According to the government, Silk Road made sales worth 9.5 million bitcoins, while Ulbricht himself is alleged to have pocketed 600,000 bitcoins in commissions. Authorities have seized only around 174,000 bitcoins believed to be connected to Silk Road. On Tuesday night, one bitcoin was worth $928 on one of the world’s largest bitcoin exchanges, Mt. Gox.
The continuing criminal enterprise statute has previously been used against some of the world’s most notorious criminals. In the 1990s, prosecutors leveled the charge against Larry Hoover, the chief of Chicago’s Gangster Disciples. In 2007, it was used against the leader of the Arellano-Felix Organization, a Tijuana-based drug cartel that kidnapped, tortured and murdered opponents while earning hundreds of millions of dollars.
The indictment also accused Ulbricht - who prosecutors say operated under the online alias Dread Pirate Roberts - of conspiracy to commit narcotics trafficking, computer hacking and money laundering, and federal prosecutors in Maryland have filed their own case alleging that Ulbricht tried to hire someone to murder one of his Silk Road deputies, who he believed was co-operating with the police.
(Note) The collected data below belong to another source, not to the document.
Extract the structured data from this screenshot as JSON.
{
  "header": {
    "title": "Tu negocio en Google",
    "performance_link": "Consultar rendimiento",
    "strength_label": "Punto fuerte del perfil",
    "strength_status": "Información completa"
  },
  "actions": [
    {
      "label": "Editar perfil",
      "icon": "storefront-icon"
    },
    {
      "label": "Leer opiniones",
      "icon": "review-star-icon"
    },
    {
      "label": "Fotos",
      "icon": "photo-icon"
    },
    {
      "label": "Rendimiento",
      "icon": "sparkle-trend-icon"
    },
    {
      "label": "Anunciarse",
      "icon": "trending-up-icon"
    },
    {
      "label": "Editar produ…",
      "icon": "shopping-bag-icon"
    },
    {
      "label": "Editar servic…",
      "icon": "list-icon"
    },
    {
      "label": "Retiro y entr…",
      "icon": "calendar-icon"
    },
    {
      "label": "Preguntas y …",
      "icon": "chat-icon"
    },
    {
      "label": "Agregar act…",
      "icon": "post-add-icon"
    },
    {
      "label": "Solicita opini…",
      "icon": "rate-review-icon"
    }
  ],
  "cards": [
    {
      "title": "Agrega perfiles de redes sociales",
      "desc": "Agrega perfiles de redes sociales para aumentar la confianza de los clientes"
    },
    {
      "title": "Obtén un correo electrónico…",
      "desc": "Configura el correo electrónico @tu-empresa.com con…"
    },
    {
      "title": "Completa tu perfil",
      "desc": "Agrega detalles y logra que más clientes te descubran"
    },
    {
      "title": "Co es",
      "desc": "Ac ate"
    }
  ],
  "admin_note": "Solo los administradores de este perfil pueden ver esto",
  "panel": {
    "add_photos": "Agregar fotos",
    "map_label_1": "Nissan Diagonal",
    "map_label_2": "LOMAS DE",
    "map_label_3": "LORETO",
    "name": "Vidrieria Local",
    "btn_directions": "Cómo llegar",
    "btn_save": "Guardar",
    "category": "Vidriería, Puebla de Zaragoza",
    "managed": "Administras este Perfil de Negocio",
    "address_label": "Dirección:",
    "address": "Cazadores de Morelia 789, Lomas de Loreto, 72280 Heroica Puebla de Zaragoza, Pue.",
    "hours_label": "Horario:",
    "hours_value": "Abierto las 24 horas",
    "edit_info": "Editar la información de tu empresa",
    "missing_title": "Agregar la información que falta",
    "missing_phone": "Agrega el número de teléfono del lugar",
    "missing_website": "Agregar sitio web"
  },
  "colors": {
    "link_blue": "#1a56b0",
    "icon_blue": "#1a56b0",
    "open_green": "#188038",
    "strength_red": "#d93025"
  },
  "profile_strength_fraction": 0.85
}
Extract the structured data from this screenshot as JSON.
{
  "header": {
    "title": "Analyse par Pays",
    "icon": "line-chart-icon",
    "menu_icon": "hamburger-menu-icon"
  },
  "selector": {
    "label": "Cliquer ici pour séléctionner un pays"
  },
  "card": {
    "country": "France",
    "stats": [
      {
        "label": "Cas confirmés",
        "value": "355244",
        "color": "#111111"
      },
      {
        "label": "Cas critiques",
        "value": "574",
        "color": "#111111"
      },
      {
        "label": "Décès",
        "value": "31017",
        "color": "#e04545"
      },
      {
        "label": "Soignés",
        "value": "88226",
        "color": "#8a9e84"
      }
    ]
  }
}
Ulbricht was arrested by agents from the Federal Bureau of Investigation at a branch of the San Francisco Public Library in the family-friendly Glen Park neighborhood on Oct. 1 while logged into the Silk Road as an administrator, prosecutors have alleged. The site was removed from the Internet the same day, although a new Silk Road — also available only by using the anonymizing Tor web browser — has since sprung up.
Since Ulbricht’s arrest, at least four high-level employees of the Silk Road have been arrested or charged, likely indicating the deep access federal authorities gained to the site’s inner workings during their two-year investigation.
In November, former administrator Curtis Clark Green — known by his Silk Road aliases “Flush” and “chronicpain” — pleaded guilty in a Maryland federal court to conspiracy to distribute cocaine after being caught in a sting in January 2013.
In December, federal prosecutors in Manhattan unsealed indictments against three other men — Andrew Michael Jones, Peter Philip Nash and Gary Davis. Jones and Nash allegedly worked as administrators, while Davis served as a moderator on Silk Road’s user forums.
Davis is reportedly free on bail in Ireland, while Nash is in custody in Australia. Jones was arrested on Dec. 19 in Virginia and freed on a $1 million bond secured by his parents’ home and $250,000 retirement account, according to court records. His travel was ordered restricted to the areas of New York and Virginia where he lives and will attend court proceedings.